Society (by way of our parents, family members, friends, spouse and others) has taught us to base our value on a list of unattainable standards. This ranking system includes physical attributes, socioeconomic standing, gender expectations and highest level of education received all of which are superficial. Life’s battle scars and our flaws is what makes us unique and there is no list for that. Have you ever heard of golden joinery? Well in Japan for nearly 500 years, when household pottery was broken instead of discharging the damaged item the owner would repair it with lacquer made of gold, silver, or platinum. This method is known as kintsugi or golden joinery. The pieces believed to be damaged are now considered works of art. This is what you are!

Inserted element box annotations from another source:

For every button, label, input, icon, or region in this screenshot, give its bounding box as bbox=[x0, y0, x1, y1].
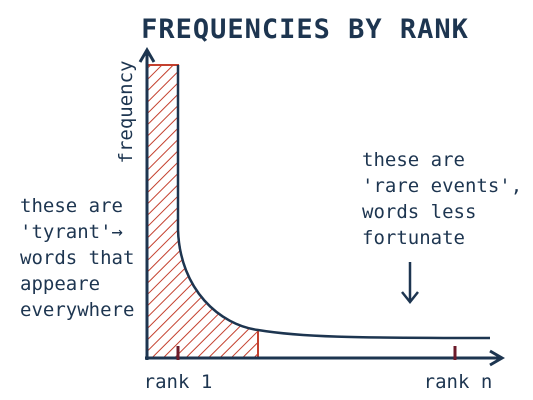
left-note-line: these are bbox=[20, 195, 123, 217]
left-note-line: everywhere bbox=[20, 299, 134, 321]
x-label: rank n bbox=[424, 371, 493, 393]
y-axis-label: frequency bbox=[115, 61, 137, 164]
title: FREQUENCIES BY RANK bbox=[141, 14, 469, 45]
arrow-head bbox=[401, 291, 419, 305]
right-note-line: these are bbox=[362, 149, 465, 171]
left-note-line: 'tyrant'→ bbox=[20, 221, 123, 243]
x-axis-arrow bbox=[489, 349, 505, 367]
left-note-line: words that bbox=[20, 247, 134, 269]
right-note-line: 'rare events', bbox=[362, 175, 522, 197]
x-label: rank 1 bbox=[144, 371, 213, 393]
right-note-line: words less bbox=[362, 201, 476, 223]
y-axis-arrow bbox=[138, 47, 156, 63]
left-note-line: appeare bbox=[20, 273, 100, 295]
curve bbox=[176, 65, 491, 340]
right-note-line: fortunate bbox=[362, 227, 465, 249]
hatched-area bbox=[146, 64, 259, 359]
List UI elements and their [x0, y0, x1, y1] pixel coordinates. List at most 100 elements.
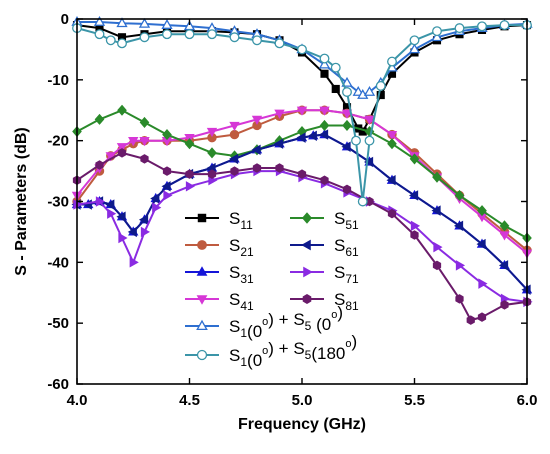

The process of healing consists of three parts: acknowledgment of the hurt, forgiveness of the inflicter and a period of self-reflection. I found the most challenging part was turning the attention to myself to analyze my part in it all. Dr. Gail Brenner is a psychologist and author of The End of Self-Help. In a blog post on her personal website, Dr. Brenner lists 10 Life Changing Facts to Heal the Pain of the Past which focuses in the period of self-reflection. Below are three of Dr. Brenner’s facts that empowered me to take ownership of myself.
“The path to healing opens up once you are fed up by how the stories about the past impact you.”
Simply put, you are not a victim, you are a warrior. Thinking negative thoughts, viewing yourself in a negative light and/or speaking negative words about yourself will breathe life into bad energy. You are your thoughts!Change the way you think and it will change your life’s trajectory.
“Beliefs about healing can get in the way.”
This is where forgiveness of the inflicter and a period of self-reflection meet. You can not delayed your healing progress because of the inflicter. While their apology may be nice or the inflicter acknowledging their wrongdoing would be nice, you owe it to yourself to move on. Don’t fight fire with fire or you will be the one to get burned.
“Finding out who you are is the ultimate freedom.”
I didn’t even know my own strength until life tested me. The silver lining in the healing process is that you become a phoenix rising from the ashes. Who you were no longer exists and outcomes the best possible version of yourself.
You secure your bag, now it’s time to secure your mental health.